Apotheosis, according to the Cambridge Dictionary is, ‘the act of making someone into a God’. You take a mortal being and raise, deify them so that they have a status above that of a mortal.


Near the beginning of the film 1984, based on the book of the same name, there is a scene which shows Wilson (played by the late John Hurt), working in the Ministry of Truth, doctoring articles to fit with the party line. Twenty-five years on and whilst the modern office is far from a dystopian nightmare, the world inside our computers is.

We have all become, thanks to social media, members, eternal subscribers to the Ministry of ‘Love’. We have signed up to devote ourselves to our own self-love and to fan the love and egos of others or, ‘influencers’. We are now encouraged to shout: ‘Go you! Yeah, go for it! Woo-hoo! Yeah!’, in an extroverted fashion at the most ordinary statements these people make on social media. Where has the filter for applause gone?

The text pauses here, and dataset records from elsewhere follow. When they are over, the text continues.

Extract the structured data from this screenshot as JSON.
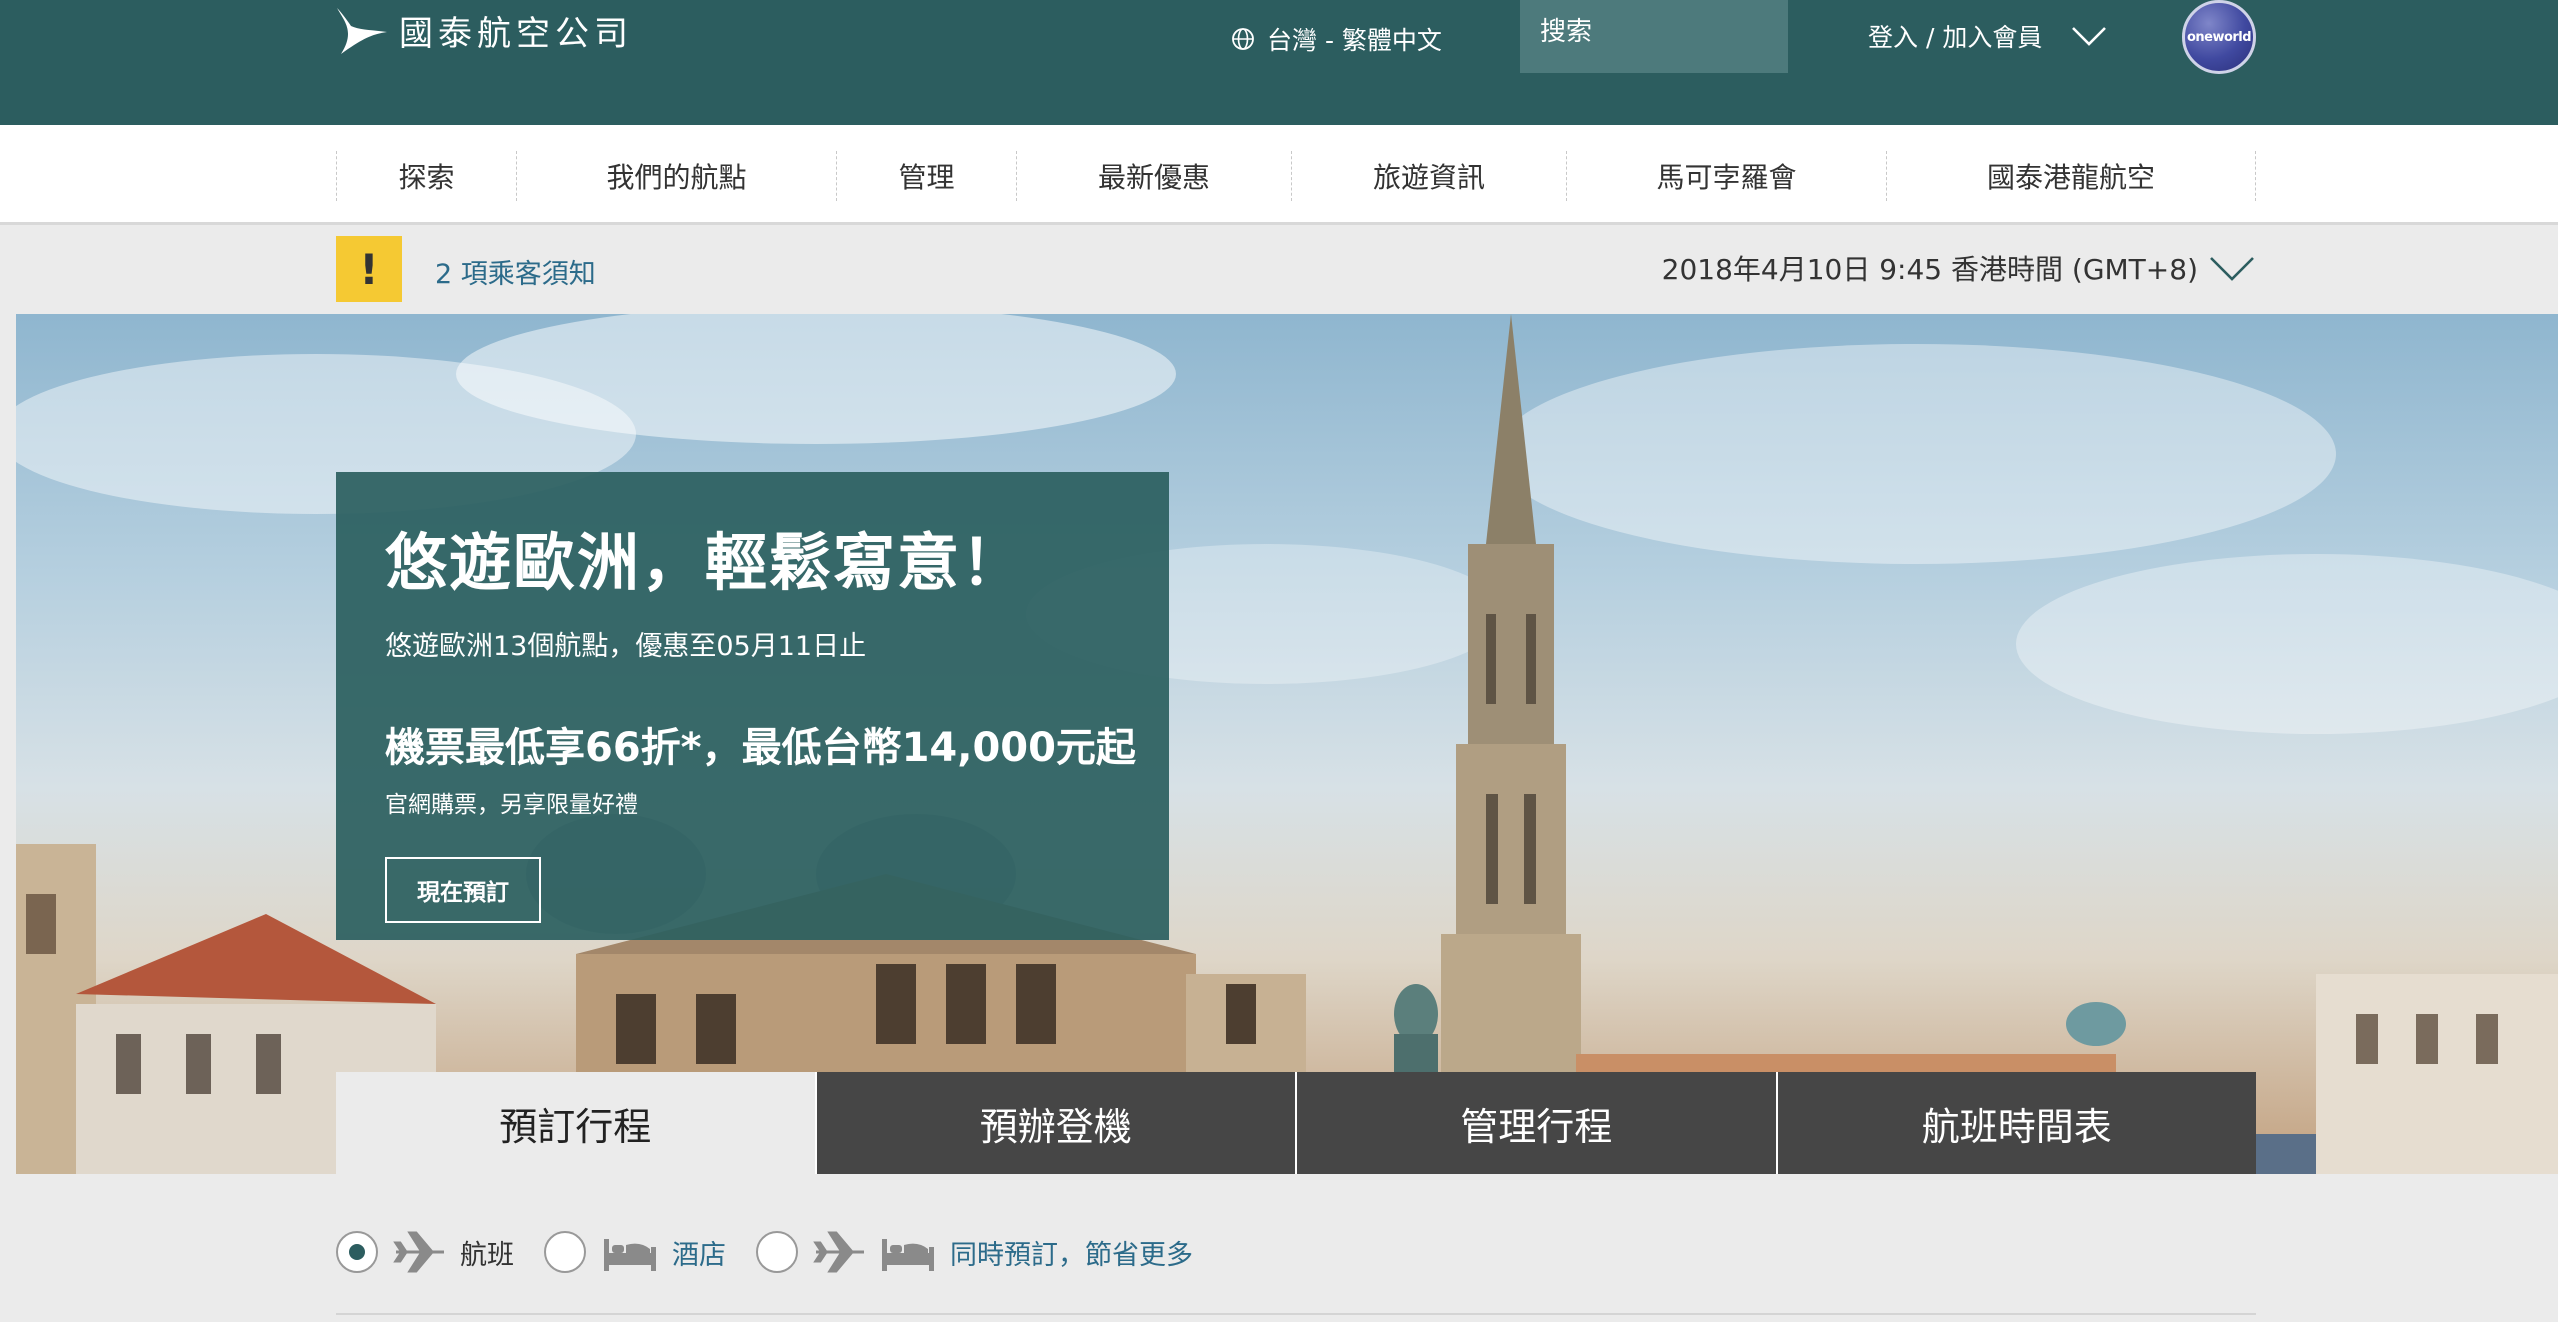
{
  "header": {
    "logo_text": "國泰航空公司",
    "language": "台灣 - 繁體中文",
    "search_placeholder": "搜索",
    "login_label": "登入 / 加入會員",
    "oneworld_label": "oneworld"
  },
  "nav": {
    "items": [
      {
        "label": "探索"
      },
      {
        "label": "我們的航點"
      },
      {
        "label": "管理"
      },
      {
        "label": "最新優惠"
      },
      {
        "label": "旅遊資訊"
      },
      {
        "label": "馬可孛羅會"
      },
      {
        "label": "國泰港龍航空"
      }
    ]
  },
  "notice": {
    "icon": "!",
    "link_label": "2 項乘客須知",
    "datetime": "2018年4月10日 9:45 香港時間 (GMT+8)"
  },
  "promo": {
    "title": "悠遊歐洲，輕鬆寫意！",
    "subtitle": "悠遊歐洲13個航點，優惠至05月11日止",
    "offer": "機票最低享66折*，最低台幣14,000元起",
    "offer_note": "官網購票，另享限量好禮",
    "button_label": "現在預訂"
  },
  "tabs": [
    {
      "label": "預訂行程",
      "active": true
    },
    {
      "label": "預辦登機",
      "active": false
    },
    {
      "label": "管理行程",
      "active": false
    },
    {
      "label": "航班時間表",
      "active": false
    }
  ],
  "booking_options": {
    "flight_label": "航班",
    "hotel_label": "酒店",
    "combo_label": "同時預訂，節省更多",
    "selected": "flight"
  },
  "colors": {
    "brand_teal": "#2c5d5f",
    "search_bg": "#4d7a7c",
    "warning_yellow": "#f5c933",
    "link_blue": "#2c6b8a",
    "tab_dark": "#464646"
  }
}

It’s strange because the vast majority of influencers are not worthy of that term. It grates against me like an itchy jumper or an insect bite. They can tweet or instagram benign points of view, such as: ‘I might go for a coffee’ or ‘I think I might get my hair done’ and they will get 100+ likes. The rest of us vomit and get nothing. And yet, they don’t really influence anything important bar bodily aesthetics or where a few hundred people shop.

But because of the zeitgeist of our time these people wield more followers than some political parties. They are religions in and of themselves; social media is their church and the outlets within that are their Old and New Testaments.

And this is wrong, this is fandom beyond logic. Social media allows all of us to create a following, to be eternal, to lay down our own Ten Commandments and develop loyal apostles who will cheer, whether we declare our love of culling badgers or float the idea of dying our hair the colour of orange vomit. This is not to demean them but let’s be honest, many influencers are truly vacuous — even if we do find this simultaneously fascinating as well as irritating.

So I leave you to think for yourselves with this one question: five fingers or four?